Sweets are famous in Morocco. Honey, nuts, sugar, butter, more honey. More nuts. Oh, and more butter. Basically, desserts in Morocco are like little party poppers full of sugar and fat that taste like heaven. There are mouth-watering bakeries and stands selling sweet things all over the place in both cities I visited, but the easiest place to try a little of everything was in Djemaa El Fna. Men wander around the food stalls with enormous carts piled high with various cookies and sweet snacks – and you can pick out a whole box of them and only pay 30 Dirhams. (that’s about $3.70) A whole box! But don’t stop there – get yourself to a real bakery to try some of the bigger and more complex pastries. You won’t be disappointed.
Aaaah, my favorite meal of the day. The meal when eating toast is most acceptable. And thankfully, bread is a big part of a Moroccan breakfast.
A typical breakfast involves many layers. (Of course it does, it’s Moroccan.) Here we have:
- Sweet Rolls
- Beghrir (a crepe-like pancake with lots of holes to catch all of the honey)
- jam, butter, cheese, and honey – you know, to adorn the various breads
- oranges and orange juice
- coffee with milk and sugar
Music to my ears. I LOVED breakfast even though it wasn’t anything novel. I looked forward to it everyday. I could smother my Beghrir with honey and gorge myself on bread and butter and call it a local experience. And the buttery scent of fresh croissants was heavenly.
Ok, so enough about the food….on to the drinks.
Another extremely important piece of Moroccan cuisine: mint tea with lots of sugar. LOTS of sugar. And similar to cay in Turkey, mint tea has social importance. If a Moroccan is welcoming guests, tea will be served as a sign of politeness and welcome. It is drunk throughout the day and considered the drink of choice when relaxing at home with family or conducting business at a cafe. Traditionally, the tea is prepared by a man at a ceremony in front of the guest, but these days it’s likely your tea will be prepared in the kitchen and presented to you in a teapot with decorative glasses. It’s delicious. Even for someone like me who normally never adds sugar to coffee or tea.
Like I had mentioned before, I never used to think of oranges when I thought of Morocco, Clearly though I should have.
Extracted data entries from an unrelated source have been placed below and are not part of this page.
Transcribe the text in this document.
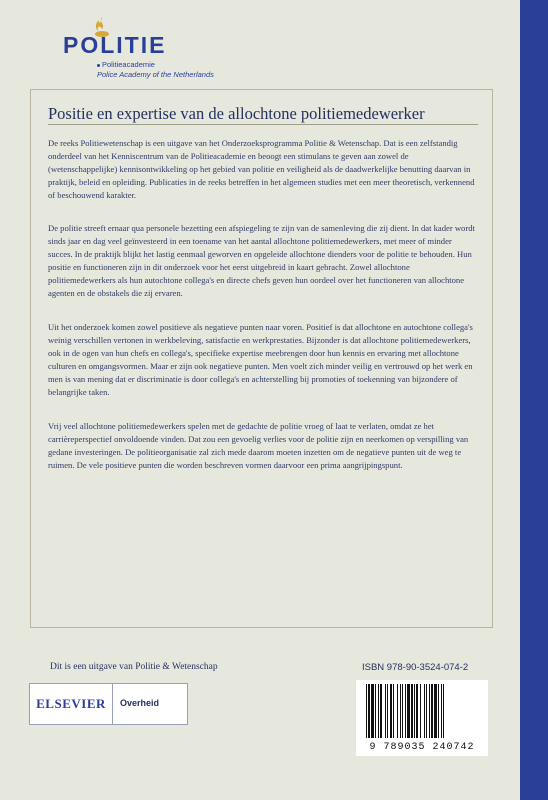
POLITIE
Politieacademie
Police Academy of the Netherlands
Positie en expertise van de allochtone politiemedewerker

De reeks Politiewetenschap is een uitgave van het Onderzoeksprogramma Politie & Wetenschap. Dat is een zelfstandig onderdeel van het Kenniscentrum van de Politieacademie en beoogt een stimulans te geven aan zowel de (wetenschappelijke) kennisontwikkeling op het gebied van politie en veiligheid als de daadwerkelijke benutting daarvan in praktijk, beleid en opleiding. Publicaties in de reeks betreffen in het algemeen studies met een meer theoretisch, verkennend of beschouwend karakter.

De politie streeft ernaar qua personele bezetting een afspiegeling te zijn van de samenleving die zij dient. In dat kader wordt sinds jaar en dag veel geïnvesteerd in een toename van het aantal allochtone politiemedewerkers, met meer of minder succes. In de praktijk blijkt het lastig eenmaal geworven en opgeleide allochtone dienders voor de politie te behouden. Hun positie en functioneren zijn in dit onderzoek voor het eerst uitgebreid in kaart gebracht. Zowel allochtone politiemedewerkers als hun autochtone collega's en directe chefs geven hun oordeel over het functioneren van allochtone agenten en de obstakels die zij ervaren.

Uit het onderzoek komen zowel positieve als negatieve punten naar voren. Positief is dat allochtone en autochtone collega's weinig verschillen vertonen in werkbeleving, satisfactie en werkprestaties. Bijzonder is dat allochtone politiemedewerkers, ook in de ogen van hun chefs en collega's, specifieke expertise meebrengen door hun kennis en ervaring met allochtone culturen en omgangsvormen. Maar er zijn ook negatieve punten. Men voelt zich minder veilig en vertrouwd op het werk en men is van mening dat er discriminatie is door collega's en achterstelling bij promoties of toekenning van bijzondere of belangrijke taken.

Vrij veel allochtone politiemedewerkers spelen met de gedachte de politie vroeg of laat te verlaten, omdat ze het carrièreperspectief onvoldoende vinden. Dat zou een gevoelig verlies voor de politie zijn en neerkomen op verspilling van gedane investeringen. De politieorganisatie zal zich mede daarom moeten inzetten om de negatieve punten uit de weg te ruimen. De vele positieve punten die worden beschreven vormen daarvoor een prima aangrijpingspunt.

Dit is een uitgave van Politie & Wetenschap	ISBN 978-90-3524-074-2
ELSEVIER	Overheid
9 789035 240742
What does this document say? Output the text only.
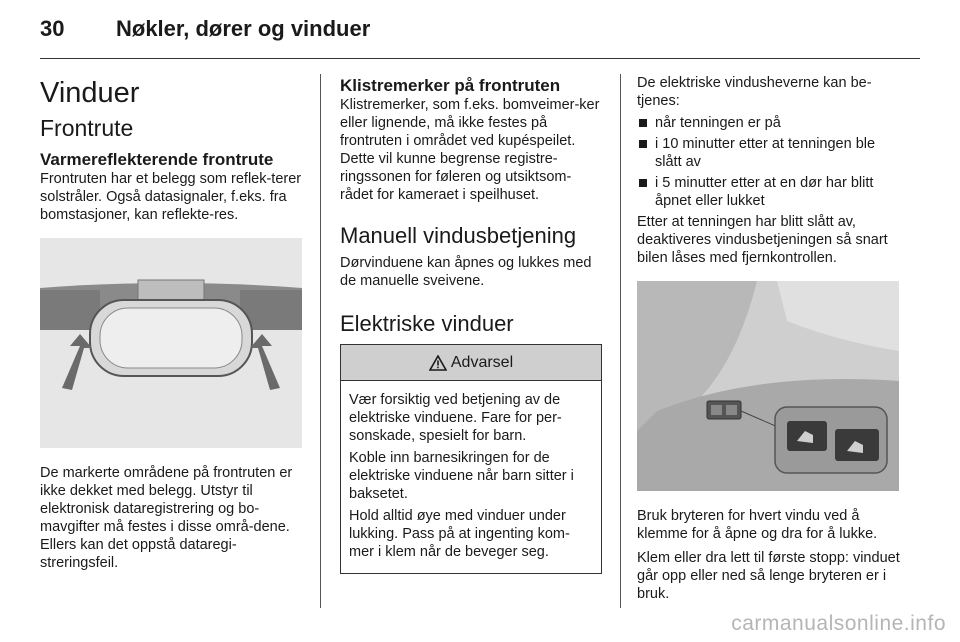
30 Nøkler, dører og vinduer
Vinduer
Frontrute
Varmereflekterende frontrute

Frontruten har et belegg som reflek-terer solstråler. Også datasignaler, f.eks. fra bomstasjoner, kan reflekte-res.

De markerte områdene på frontruten er ikke dekket med belegg. Utstyr til elektronisk dataregistrering og bo-mavgifter må festes i disse områ-dene. Ellers kan det oppstå dataregi-streringsfeil.

Klistremerker på frontruten

Klistremerker, som f.eks. bomveimer-ker eller lignende, må ikke festes på frontruten i området ved kupéspeilet. Dette vil kunne begrense registre-ringssonen for føleren og utsiktsom-rådet for kameraet i speilhuset.

Manuell vindusbetjening

Dørvinduene kan åpnes og lukkes med de manuelle sveivene.

Elektriske vinduer
Advarsel

Vær forsiktig ved betjening av de elektriske vinduene. Fare for per-sonskade, spesielt for barn.

Koble inn barnesikringen for de elektriske vinduene når barn sitter i baksetet.

Hold alltid øye med vinduer under lukking. Pass på at ingenting kom-mer i klem når de beveger seg.

De elektriske vindusheverne kan be-tjenes:

når tenningen er på
i 10 minutter etter at tenningen ble slått av
i 5 minutter etter at en dør har blitt åpnet eller lukket

Etter at tenningen har blitt slått av, deaktiveres vindusbetjeningen så snart bilen låses med fjernkontrollen.

Bruk bryteren for hvert vindu ved å klemme for å åpne og dra for å lukke.

Klem eller dra lett til første stopp: vinduet går opp eller ned så lenge bryteren er i bruk.

carmanualsonline.info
Orange trees grow all over the country and all over the cities. And as oranges are so abundant, orange juice is popular.
The juice available easily at the stalls in Djemaa El Fna in Marrakech is hands down the best orange juice I have ever had in my life – sweet yet refreshingly citrus at the same time. It’s freshly squeezed from local fruit with nothing added but a plastic straw. I definitely had more than my normal share of orange juice during our time in Morocco – it was just so good I couldn’t get enough.
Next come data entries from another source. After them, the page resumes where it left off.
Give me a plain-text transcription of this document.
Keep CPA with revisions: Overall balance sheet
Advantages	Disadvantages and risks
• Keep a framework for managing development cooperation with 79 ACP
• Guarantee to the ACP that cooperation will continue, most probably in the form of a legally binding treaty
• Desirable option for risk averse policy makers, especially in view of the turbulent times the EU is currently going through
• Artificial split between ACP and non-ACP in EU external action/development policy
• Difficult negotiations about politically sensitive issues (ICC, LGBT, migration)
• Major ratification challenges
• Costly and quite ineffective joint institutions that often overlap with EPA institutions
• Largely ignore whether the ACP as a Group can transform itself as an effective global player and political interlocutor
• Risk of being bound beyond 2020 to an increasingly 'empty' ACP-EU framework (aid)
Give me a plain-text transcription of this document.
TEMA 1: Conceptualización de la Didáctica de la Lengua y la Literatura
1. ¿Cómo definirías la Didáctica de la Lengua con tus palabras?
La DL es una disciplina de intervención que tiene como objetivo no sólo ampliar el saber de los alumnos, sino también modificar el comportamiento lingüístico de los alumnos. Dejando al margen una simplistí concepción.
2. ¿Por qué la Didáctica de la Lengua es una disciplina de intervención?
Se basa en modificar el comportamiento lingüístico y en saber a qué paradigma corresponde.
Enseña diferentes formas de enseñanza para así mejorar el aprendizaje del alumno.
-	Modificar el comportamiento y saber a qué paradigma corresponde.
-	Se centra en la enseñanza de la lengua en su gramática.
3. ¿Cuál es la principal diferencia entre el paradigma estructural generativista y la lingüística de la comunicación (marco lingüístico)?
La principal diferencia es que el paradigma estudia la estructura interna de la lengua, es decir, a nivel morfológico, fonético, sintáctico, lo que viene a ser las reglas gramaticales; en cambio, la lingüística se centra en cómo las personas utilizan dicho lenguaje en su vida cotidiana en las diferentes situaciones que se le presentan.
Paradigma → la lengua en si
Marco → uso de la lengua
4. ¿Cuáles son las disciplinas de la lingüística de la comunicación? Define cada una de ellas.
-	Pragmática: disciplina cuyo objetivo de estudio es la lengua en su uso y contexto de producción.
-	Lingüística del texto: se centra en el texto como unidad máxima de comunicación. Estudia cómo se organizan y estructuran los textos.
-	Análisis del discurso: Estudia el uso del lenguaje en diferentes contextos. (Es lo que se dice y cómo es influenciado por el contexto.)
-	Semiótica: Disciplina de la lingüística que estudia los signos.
Coffee culture in Morocco is not too dissimilar from tea culture. It’s a social drink offered to guests and sipped over business conversations. Typically it is served like espresso – black and bitter with sugar cubes on the side.
Cafes in Morocco feel very European, though the Italian down-it-at-the-bar-and-split technique is not practiced here. Coffee is a leisurely activity enjoyed for hours at a time. Traditionally it’s a man’s activity, but as gender rules are changing in Morocco, coffee gender rules change as well. Women, both foreign and local, are more and more commonly seen at a cafe.
Morocco is a Muslim country so alcohol is not widely available or on display. You will be able to find cocktails, beer, and wine in hotels and specific restaurants though. And in these places, you’ll find Moroccan wine.
I’ve tried Moroccan wine before and not been impressed. In Morocco, it was the same. While nothing of note has come from Moroccan vineyards yet, that doesn’t mean it won’t at some point. But in the meantime, it is worth a try.
Did you enjoy Moroccan food in Morocco? What dishes were your favorite?